Никита время от времени поглядывал на пухленькую кучку долларов и разрывался на части. Голоса внутри него крепли и требовали быть разумным и рациональным. Когда еще привалит удача, когда еще случится вот такая халява? Но вместе с голосами был еще смех, хриплый и тихий. Этот едва различимый смех перекрывал его разумные мысли.
— Ну так как, уважаемый? — проговорил гость. Он поставил стакан, отломил от плитки квадратик и поднес ко рту.
— Да никак, — неожиданно для самого себя произнес Никита. Не обращая внимания на хваленый коньяк, он выпил второй стакан своего портвейна и очень взбодрился.
— О-о, а мне это начинает еще больше нравиться, дорогой мой! Ваше упорство и торг вполне, как говорится, понятен и уместен, мало того, это, если быть предельно откровенным, делает вам честь. Тогда мне остается выложить все карты и, так сказать, как Бог даст.
— Это что, — не выдержал быстро пьянеющий Стасик, — это за что такие деньги, Никита, ты что-то продаешь?
— Потом, молодой человек, потом. Вот смотрите, — гость опять повернулся к Никите, — мое последнее предложение. — Он в третий раз достал бумажник, и кучка намного выросла. — Здесь, дорогой вы мой Никита, три тысячи, в переводе на ваши рубли сегодня это небольшое состояние.
Никита допил портвейн, посмотрел на гостя так, будто только что увидел его у себя в комнате, потом на обомлевшего Стасика, у которого рот был открыт в молчаливом вопле, и только потом перевел взгляд на край стола, где возвышалась пачка иностранных денег. Голова стремительно туманилась.

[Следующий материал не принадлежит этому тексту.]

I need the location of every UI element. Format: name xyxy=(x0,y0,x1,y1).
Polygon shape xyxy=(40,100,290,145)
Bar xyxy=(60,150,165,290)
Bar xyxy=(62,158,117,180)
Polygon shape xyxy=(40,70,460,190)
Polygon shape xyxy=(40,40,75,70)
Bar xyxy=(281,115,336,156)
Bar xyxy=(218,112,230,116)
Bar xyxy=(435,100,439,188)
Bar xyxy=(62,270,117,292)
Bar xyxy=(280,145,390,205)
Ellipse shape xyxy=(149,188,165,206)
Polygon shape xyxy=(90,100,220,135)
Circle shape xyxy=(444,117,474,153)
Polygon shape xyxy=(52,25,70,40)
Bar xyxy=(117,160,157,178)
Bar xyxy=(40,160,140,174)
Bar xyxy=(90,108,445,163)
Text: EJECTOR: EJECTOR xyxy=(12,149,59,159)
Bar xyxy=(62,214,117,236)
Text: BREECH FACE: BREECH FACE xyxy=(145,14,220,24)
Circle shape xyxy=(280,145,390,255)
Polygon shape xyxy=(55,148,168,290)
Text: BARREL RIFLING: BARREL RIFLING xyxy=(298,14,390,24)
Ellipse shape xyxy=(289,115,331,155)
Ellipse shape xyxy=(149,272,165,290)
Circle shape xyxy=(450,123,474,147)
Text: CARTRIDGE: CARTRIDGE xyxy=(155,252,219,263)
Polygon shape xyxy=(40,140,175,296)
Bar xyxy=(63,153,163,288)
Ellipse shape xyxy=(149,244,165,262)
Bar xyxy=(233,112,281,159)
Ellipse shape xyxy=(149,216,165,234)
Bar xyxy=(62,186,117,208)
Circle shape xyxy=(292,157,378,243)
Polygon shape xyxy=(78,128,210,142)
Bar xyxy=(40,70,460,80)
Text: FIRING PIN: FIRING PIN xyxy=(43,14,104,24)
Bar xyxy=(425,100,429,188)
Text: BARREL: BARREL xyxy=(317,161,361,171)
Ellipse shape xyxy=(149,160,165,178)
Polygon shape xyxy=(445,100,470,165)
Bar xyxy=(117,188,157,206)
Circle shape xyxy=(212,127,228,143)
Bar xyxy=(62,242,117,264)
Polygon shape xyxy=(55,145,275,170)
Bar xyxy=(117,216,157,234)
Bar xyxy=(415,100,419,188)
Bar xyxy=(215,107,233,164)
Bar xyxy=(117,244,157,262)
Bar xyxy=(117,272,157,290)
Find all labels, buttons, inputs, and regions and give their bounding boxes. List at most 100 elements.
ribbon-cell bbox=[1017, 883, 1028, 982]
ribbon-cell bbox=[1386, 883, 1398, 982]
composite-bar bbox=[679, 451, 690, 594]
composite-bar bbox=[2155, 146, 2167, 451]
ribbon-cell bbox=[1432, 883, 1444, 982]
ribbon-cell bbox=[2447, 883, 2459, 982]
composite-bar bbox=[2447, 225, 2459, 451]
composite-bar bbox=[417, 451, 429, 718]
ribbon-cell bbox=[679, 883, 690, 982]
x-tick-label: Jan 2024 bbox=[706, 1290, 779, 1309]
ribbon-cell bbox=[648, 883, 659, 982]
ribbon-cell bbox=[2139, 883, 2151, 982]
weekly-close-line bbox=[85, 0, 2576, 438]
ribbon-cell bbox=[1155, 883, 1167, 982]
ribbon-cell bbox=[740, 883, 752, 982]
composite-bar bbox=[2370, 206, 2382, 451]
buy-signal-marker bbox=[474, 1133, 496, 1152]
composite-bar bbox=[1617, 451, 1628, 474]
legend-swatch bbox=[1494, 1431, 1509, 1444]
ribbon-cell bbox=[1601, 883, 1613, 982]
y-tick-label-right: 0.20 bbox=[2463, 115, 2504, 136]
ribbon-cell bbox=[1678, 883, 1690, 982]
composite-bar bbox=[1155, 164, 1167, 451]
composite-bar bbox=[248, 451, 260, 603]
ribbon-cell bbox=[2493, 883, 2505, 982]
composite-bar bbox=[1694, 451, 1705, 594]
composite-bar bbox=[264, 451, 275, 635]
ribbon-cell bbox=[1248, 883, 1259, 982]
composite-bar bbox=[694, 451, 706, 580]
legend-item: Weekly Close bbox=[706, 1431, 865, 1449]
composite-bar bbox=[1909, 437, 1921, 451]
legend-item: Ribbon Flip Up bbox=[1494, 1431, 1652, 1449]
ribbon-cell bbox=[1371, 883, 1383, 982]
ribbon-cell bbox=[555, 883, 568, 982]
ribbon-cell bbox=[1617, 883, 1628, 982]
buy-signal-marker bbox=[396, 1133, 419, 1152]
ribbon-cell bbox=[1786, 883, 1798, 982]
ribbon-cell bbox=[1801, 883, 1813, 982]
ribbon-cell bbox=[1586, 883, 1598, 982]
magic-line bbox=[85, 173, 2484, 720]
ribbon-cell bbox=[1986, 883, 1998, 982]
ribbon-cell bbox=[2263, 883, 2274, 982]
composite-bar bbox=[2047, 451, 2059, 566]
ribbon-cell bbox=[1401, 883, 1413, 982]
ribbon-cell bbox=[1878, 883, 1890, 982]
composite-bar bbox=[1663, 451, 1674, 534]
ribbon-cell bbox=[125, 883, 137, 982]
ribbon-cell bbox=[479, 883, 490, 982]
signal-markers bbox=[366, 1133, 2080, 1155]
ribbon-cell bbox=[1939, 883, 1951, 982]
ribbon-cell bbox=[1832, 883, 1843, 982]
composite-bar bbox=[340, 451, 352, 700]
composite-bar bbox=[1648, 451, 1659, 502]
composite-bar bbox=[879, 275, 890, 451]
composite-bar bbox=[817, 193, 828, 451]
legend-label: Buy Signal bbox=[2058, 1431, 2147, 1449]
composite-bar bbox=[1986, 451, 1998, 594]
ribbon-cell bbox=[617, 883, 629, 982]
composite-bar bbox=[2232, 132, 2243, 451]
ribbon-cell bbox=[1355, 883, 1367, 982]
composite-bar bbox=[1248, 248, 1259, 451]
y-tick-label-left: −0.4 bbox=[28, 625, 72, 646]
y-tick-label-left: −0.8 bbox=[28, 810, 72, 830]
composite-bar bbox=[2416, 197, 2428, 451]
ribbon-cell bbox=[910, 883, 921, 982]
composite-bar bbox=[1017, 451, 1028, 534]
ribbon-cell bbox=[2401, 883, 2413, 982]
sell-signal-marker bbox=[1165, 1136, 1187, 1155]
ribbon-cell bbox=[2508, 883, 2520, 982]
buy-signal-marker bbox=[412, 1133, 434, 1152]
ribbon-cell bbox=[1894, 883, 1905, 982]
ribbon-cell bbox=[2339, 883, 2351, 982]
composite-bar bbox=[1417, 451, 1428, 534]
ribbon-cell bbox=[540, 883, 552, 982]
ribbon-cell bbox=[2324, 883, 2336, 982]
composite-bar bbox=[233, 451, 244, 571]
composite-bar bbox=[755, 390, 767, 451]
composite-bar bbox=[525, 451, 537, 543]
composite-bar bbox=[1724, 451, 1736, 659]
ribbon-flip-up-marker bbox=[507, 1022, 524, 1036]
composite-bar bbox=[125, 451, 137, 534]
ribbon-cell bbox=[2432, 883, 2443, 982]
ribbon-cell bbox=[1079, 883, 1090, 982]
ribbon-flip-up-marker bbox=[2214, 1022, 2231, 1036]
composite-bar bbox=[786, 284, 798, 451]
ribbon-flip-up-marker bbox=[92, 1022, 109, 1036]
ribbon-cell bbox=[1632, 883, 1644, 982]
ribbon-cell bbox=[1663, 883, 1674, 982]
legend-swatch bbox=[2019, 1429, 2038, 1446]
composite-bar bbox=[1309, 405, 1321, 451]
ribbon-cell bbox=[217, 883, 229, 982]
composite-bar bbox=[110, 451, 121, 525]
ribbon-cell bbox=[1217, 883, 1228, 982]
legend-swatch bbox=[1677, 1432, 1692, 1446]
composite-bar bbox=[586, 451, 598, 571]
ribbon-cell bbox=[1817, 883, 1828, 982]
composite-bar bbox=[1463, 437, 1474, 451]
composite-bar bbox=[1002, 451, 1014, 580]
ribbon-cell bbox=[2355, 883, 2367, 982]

— Сударь, вы издеваетесь. Вы слепы и ничего не смыслите в живописи. Посмотрите на этот “шедевр”, — Никита сделал неуверенные шаги в сторону двери, опасно покачнулся, но вовремя схватился одной рукой за дверную ручку, а другой с трудом перевернул картину. Едва это произошло, как комната наполнилась каким-то странным свечением, настольная лампа, точно от стыда, почти погасла, а все пространство засверкало, будто от мельчайшей золотистой пыли. Гость соскочил со стула.
— Нет, Никита, я, н-нет, без нее... — мучительно делая глотательное движение, проговорил гость, не отрываясь от полотна, — я н-не могу, не могу уйти без эт-той картины...
Никита очнулся оттого, что его опять тормошили, выталкивали из сна.
— Гердов, вставай, тебя академик Анисимов хочет видеть! Слышишь, нет? Вставай! Отец договорился о пересмотре работы... Ну, конечно, и вино, и коньяк, — Валерия обозревала захламленный стол, продолжая расталкивать Никиту. — Как ребенок, честное слово, нельзя одного оставить. Вставай, мойся быстрее, машина ждет. И холст. А... где холст?! Эй, Гердов, куда холст дел?! Где он?!
— Как где?! — Никиту аж подбросило на кровати. Он вскочил и уставился на то место, где накануне стоял “Спящий огонь” — так он назвал свою картину.
— Ты что, продал?! — Валерия встала и попятилась от Никиты. Она таращилась на Гердова, отказываясь верить.
Никита ватными руками стал раскидывать вещи, заглядывая под стол, кровати, вывернул наизнанку шкаф, потом бросился в двести шестую к Стасику Пилипенко, вспомнив, что тот еще оставался в комнате, когда он отрубился.